Let them treat employees like cannon fodder. Some of those employees might end up creating something new and innovative, rather than building another product that gets eventually dead-pooled by Google, or copy-pasted by Meta.




If you had to identify the top three things (in terms of impact) that could be changed (albeit with difficulty) to reduce the chances of employees being stuffed into cannons, what would they be?

My three would be:

1. Relatively weak labor protections in the USA.

2. The fiduciary requirement to maximize shareholder value. Why not allow a company to define its own metric, such as a blend of profit along with employee treatment (or others, within some notion of reasonableness*), make this metric public, provide some sort of accounting and accountability for it, and let shareholders adjust accordingly.

3. The quarterly reporting of public companies. This makes long-term planning and investment much harder.

* I haven't studied this very broadly. I'm familiar with the Triple Bottom Line and B-Corporations.
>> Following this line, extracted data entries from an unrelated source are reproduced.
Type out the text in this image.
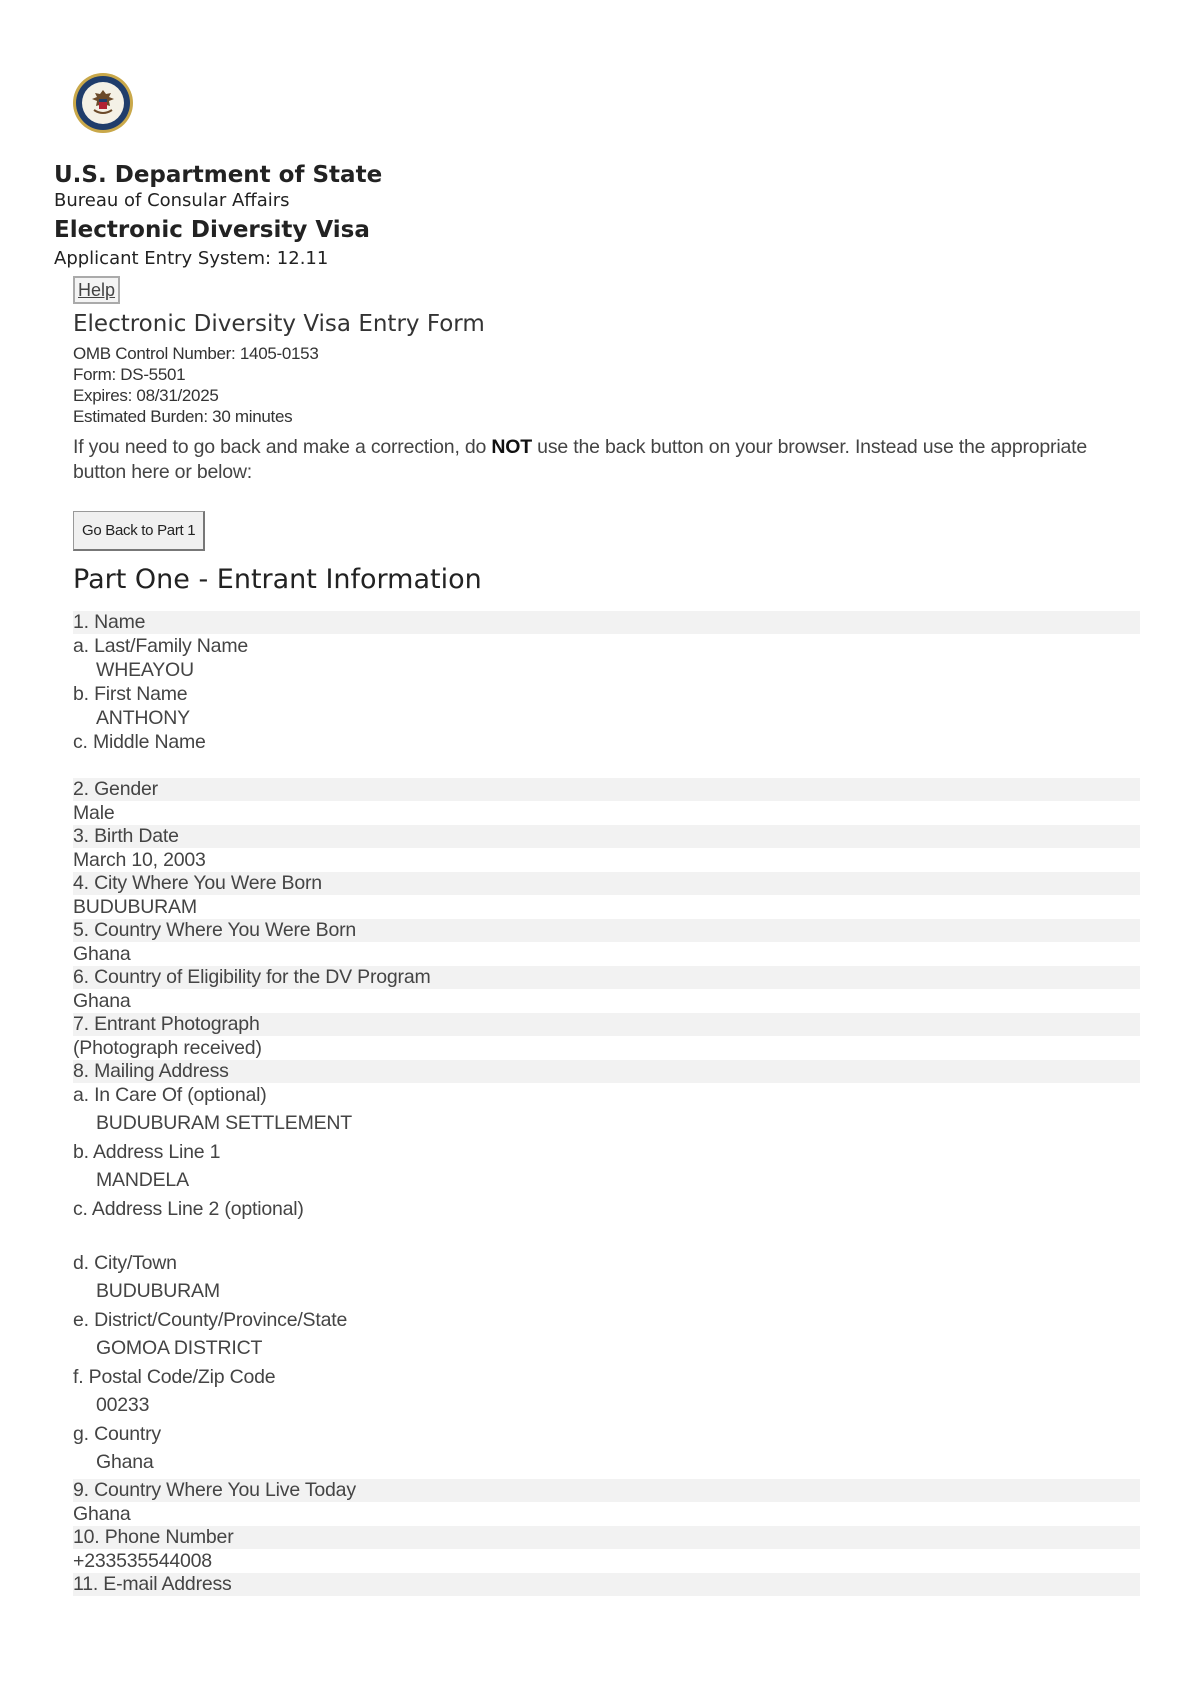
U.S. Department of State
Bureau of Consular Affairs
Electronic Diversity Visa
Applicant Entry System: 12.11
Help
Electronic Diversity Visa Entry Form
OMB Control Number: 1405-0153
Form: DS-5501
Expires: 08/31/2025
Estimated Burden: 30 minutes
If you need to go back and make a correction, do NOT use the back button on your browser. Instead use the appropriate button here or below:
Go Back to Part 1
Part One - Entrant Information
1. Name
a. Last/Family Name
WHEAYOU
b. First Name
ANTHONY
c. Middle Name
2. Gender
Male
3. Birth Date
March 10, 2003
4. City Where You Were Born
BUDUBURAM
5. Country Where You Were Born
Ghana
6. Country of Eligibility for the DV Program
Ghana
7. Entrant Photograph
(Photograph received)
8. Mailing Address
a. In Care Of (optional)
BUDUBURAM SETTLEMENT
b. Address Line 1
MANDELA
c. Address Line 2 (optional)
d. City/Town
BUDUBURAM
e. District/County/Province/State
GOMOA DISTRICT
f. Postal Code/Zip Code
00233
g. Country
Ghana
9. Country Where You Live Today
Ghana
10. Phone Number
+233535544008
11. E-mail Address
As far as I know, you can satisfy your fiduciary requirements by treating employees well simply by claiming that it attracts better employees and avoids costs associated with searching for new ones.


Keeping unproductive employees on in a punch-clock make-work position benefits no-one. If we're going to broadly restructure society to make this kind of thing better, we'd be better off strengthening the social safety net and getting rid of all the stuff that says you have to have a single full-time job or your life will suck. Nationalise healthcare, remove all the weird tax/benefit cliffs that happen when a job goes over/under x hours/week, legalise building more homes in places people want to live...


Cool but do all the legislation first rather than defending layoffs with hypothetical vapor.


The comment I replied to was explicitly inviting speculation and long-term ideas.


The dumb thing is, there isn't a downturn (yet). This is all anticipatory. These kinds of moves will bring a downturn, though.